2ª - Os contratos de subarrendamento que a Ré invocou para tanto são nulos, por terem violado a proibição legal decorrente do art. 1078º, n.º 2 do Cód. Civil, em vigor ao tempo de celebração desses contratos e ao caso aplicável, ou são, pelo menos, ineficazes em relação ao senhorio (Autor), que não os autorizou, nem deles tinha sequer conhecimento.
3ª - Não pode a Ré prevalecer-se do preceituado no art. 24º, n.ºs 4 e 5, do D.L. n.º 201/75, de 15 de Abril, por este diploma ter sido afastado pelo art. 53º da Lei 76/77, de 29 de Setembro, sem que antes o Autor e a Ré tivesse celebrado o contrato de arrendamento (directo) previsto na última parte do referido n.º 5 do art. 24º, sendo as disposições da Lei 76/77, pelo seu art. 44º (parcialmente alterado pelo art. 3º da Lei n.º 76/79, de 3 de Dezembro) mandadas aplicar retroactivamente, mesmos aos próprios processos pendentes.
4ª - Por tais razões, a acção deve ser julgada procedente também quanto às mencionadas duas leiras, nos termos que foram peticionados, uma vez que os respectivos contratos de subarrendamento continuam, pelo que se disse, sujeitos à declaração de nulidade, nos termos que decorrem, primeiramente, do citado art. 1078º do Cód. Civil, e, em seguida, do art. 36º da dita Lei n.º 76/77, estando esses contratos, noutra perspectiva, feridos de ineficácia relativamente ao senhorio (Autor e aqui apelante).

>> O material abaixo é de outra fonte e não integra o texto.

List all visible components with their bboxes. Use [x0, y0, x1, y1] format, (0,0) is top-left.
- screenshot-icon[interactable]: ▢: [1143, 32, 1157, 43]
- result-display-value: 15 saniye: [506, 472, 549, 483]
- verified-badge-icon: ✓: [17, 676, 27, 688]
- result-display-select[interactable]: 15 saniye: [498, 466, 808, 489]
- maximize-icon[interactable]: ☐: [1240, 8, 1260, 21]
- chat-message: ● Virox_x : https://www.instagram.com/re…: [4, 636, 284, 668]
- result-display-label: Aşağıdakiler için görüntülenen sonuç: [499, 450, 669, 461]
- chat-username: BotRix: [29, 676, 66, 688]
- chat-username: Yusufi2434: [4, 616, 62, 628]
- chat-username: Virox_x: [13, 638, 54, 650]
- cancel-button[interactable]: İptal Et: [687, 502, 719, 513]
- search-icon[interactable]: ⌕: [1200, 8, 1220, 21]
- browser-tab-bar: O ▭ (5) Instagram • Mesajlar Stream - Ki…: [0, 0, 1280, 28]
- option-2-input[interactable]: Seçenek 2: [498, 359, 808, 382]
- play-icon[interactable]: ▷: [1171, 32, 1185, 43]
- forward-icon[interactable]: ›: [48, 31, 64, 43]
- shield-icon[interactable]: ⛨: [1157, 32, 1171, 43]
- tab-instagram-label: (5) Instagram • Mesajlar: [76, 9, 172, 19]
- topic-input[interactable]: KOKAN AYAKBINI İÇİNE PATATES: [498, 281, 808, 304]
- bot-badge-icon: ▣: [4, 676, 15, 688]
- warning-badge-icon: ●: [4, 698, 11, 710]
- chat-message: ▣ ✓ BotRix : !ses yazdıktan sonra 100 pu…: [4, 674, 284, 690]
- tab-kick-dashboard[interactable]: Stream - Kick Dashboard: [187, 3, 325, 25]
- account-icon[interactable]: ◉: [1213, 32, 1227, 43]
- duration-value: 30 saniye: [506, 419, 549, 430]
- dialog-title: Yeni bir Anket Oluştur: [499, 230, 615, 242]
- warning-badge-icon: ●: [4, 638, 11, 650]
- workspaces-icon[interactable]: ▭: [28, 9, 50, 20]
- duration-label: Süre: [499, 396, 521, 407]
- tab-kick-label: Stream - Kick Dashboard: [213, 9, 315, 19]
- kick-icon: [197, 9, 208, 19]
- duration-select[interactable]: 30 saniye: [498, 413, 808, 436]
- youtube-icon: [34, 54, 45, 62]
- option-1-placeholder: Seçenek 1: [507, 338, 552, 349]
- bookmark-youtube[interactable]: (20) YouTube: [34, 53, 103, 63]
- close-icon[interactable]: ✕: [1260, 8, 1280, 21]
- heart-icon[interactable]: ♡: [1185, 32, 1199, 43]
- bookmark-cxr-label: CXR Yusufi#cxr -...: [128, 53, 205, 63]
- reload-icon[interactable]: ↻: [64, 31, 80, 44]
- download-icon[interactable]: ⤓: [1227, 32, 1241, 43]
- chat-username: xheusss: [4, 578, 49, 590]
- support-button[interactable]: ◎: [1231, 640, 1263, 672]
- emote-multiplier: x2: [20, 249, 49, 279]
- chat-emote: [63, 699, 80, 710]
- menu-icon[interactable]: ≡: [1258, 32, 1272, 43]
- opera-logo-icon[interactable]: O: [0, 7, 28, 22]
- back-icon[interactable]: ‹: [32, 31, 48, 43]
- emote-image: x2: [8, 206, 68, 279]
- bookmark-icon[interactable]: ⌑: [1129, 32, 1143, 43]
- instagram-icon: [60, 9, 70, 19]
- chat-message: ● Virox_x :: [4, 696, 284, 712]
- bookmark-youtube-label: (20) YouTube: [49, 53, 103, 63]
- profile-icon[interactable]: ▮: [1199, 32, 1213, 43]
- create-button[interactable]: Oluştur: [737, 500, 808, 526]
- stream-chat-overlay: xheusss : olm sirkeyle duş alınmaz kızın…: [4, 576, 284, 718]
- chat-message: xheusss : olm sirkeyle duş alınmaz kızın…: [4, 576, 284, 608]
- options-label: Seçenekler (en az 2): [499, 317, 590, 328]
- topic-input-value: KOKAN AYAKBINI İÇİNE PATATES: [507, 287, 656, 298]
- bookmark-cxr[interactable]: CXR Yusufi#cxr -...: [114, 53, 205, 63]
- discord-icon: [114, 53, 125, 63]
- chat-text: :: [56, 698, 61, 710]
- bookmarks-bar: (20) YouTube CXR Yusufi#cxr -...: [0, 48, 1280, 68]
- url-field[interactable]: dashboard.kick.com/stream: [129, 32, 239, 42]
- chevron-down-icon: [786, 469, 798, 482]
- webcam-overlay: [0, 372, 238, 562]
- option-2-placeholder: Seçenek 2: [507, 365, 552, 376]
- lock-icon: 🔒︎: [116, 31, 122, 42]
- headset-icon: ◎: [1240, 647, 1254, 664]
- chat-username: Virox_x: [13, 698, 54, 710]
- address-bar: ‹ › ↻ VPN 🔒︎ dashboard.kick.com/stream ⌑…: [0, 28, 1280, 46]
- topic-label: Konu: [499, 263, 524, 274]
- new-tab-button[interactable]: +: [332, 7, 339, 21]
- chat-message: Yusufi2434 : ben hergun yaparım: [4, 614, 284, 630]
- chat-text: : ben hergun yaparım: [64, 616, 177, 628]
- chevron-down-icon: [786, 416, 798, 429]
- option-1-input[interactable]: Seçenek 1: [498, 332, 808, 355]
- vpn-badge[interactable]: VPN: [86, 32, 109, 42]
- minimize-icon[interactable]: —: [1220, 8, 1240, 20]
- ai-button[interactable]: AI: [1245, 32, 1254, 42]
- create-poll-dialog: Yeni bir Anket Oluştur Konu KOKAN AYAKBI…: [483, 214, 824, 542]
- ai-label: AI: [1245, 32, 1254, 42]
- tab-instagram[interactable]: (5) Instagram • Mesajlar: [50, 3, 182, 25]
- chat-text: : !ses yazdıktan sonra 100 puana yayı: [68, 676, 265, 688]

5ª - Face à matéria de facto provada, tem de se concluir que a Ré ocupou e fruiu as três leiras em causa sem título que, como vimos, legitimasse a sua detenção perante o Autor.
6ª - Por essa razão, deverá a R. ser condenada a pagar ao Autor o valor do uso de que legitimamente beneficiou - de acordo com as regras do enriquecimento sem causa (art. 473º do Cód. Civil) - desde o momento em que ela se recusou, injustificadamente, a entregar as leiras ao Autor até ao momento em que tiver lugar essa entrega.
7ª - Como não ficou apurado o montante do enriquecimento da Ré, há que relegar a sua liquidação para execução de sentença (art. 661º, n.º 2, do Cód. Proc. Civil).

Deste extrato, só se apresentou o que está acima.